The coconut palm.

Every tree of ours in the West holds itself upright like a man, though motionless; its roots thrust in the soil, it stands with outstretched arms. But here the sacred banyan does not rise singly: by pendent threads it seeks again the fertile soil and seems a temple self-engendering. Yet it is of the coconut palm alone I wish to speak. It has no branches; at the top of its stem, it lifts a tuft of fronds. The palm is the insignia of triumph: aerial, spreading its crest on high, it soars and expands in the sunlight where it plays, and yields to the weight of its freedom. In the warm day and long noon the tree in ecstasy parts its fronds and, at the points where they separate and diverge, there appear the great green heads of fruit like children’s skulls. In this way it makes the gesture of showing its heart.

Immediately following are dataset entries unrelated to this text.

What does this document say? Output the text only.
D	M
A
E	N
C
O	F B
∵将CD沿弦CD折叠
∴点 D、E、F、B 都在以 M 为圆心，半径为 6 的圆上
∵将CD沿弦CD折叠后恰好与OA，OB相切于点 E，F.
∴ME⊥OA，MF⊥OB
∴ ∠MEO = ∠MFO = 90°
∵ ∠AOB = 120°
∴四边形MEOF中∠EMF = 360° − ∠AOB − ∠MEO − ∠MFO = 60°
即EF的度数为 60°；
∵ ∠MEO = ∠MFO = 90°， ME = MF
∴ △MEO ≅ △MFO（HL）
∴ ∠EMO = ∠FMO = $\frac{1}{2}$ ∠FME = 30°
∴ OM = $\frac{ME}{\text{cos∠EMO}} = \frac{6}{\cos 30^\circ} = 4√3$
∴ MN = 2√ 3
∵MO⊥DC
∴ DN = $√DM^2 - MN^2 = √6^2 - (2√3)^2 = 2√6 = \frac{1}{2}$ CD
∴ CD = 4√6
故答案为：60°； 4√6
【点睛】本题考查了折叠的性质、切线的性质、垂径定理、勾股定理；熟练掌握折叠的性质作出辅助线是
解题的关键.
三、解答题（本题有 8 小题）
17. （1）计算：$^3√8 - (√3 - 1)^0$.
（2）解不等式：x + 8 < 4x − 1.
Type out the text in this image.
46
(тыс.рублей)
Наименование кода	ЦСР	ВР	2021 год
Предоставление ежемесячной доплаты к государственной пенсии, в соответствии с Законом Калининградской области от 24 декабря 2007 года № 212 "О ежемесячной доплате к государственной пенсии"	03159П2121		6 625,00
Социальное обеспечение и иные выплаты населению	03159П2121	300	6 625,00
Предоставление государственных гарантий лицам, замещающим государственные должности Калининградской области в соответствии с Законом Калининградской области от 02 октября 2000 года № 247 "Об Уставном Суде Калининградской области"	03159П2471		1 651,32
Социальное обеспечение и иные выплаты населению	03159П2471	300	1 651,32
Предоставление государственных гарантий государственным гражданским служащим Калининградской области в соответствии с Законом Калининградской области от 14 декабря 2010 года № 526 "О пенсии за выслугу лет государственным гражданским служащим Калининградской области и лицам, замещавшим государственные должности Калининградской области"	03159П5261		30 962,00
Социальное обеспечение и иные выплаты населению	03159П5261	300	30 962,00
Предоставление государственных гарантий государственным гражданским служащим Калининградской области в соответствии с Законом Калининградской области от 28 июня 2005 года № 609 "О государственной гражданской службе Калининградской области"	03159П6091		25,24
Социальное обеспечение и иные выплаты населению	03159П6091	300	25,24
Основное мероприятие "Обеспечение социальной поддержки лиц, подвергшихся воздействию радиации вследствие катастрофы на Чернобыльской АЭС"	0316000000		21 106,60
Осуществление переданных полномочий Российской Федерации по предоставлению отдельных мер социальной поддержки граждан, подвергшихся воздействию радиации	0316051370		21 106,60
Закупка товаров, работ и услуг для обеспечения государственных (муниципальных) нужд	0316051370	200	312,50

For it reveals itself wholly, and the lower leaves hang down, and the middle ones spread as far as they can to each side, and those above, raised aloft, slowly make a sign as of a man who knows not what to do with his hands or signals his surrender. The trunk is not rigid but ringed, and supple, and long like a blade of grass; it sways to the earth’s dreaming, whether it rises directly toward the sun or bends its tuft above swift loamy rivers, or over sea and sky. At night, as I returned along the beach foaming with the thunderous leonine mass of the Indian Ocean driven by the southwesterly monsoon, and followed the shore strewn with fronds like the skeleton wrecks of boats and beasts, I saw on my left, through the empty forest and beneath an opaque ceiling, the image of enormous spiders climbing obliquely across the twilight sky. Venus, like a moon bathing in the purest rays, cast a broad reflection on the waters. And a coconut palm, bent over sea and planet like a being overcome with love, made the sign of bringing its heart to the heavenly fire. I will remember that night, when I turned back on leaving. I saw heavy tresses hanging down and, across the huge peristyle of the forest, the sky where the storm set its feet on the sea and rose up like a mountain, and the pale ocean level with the earth.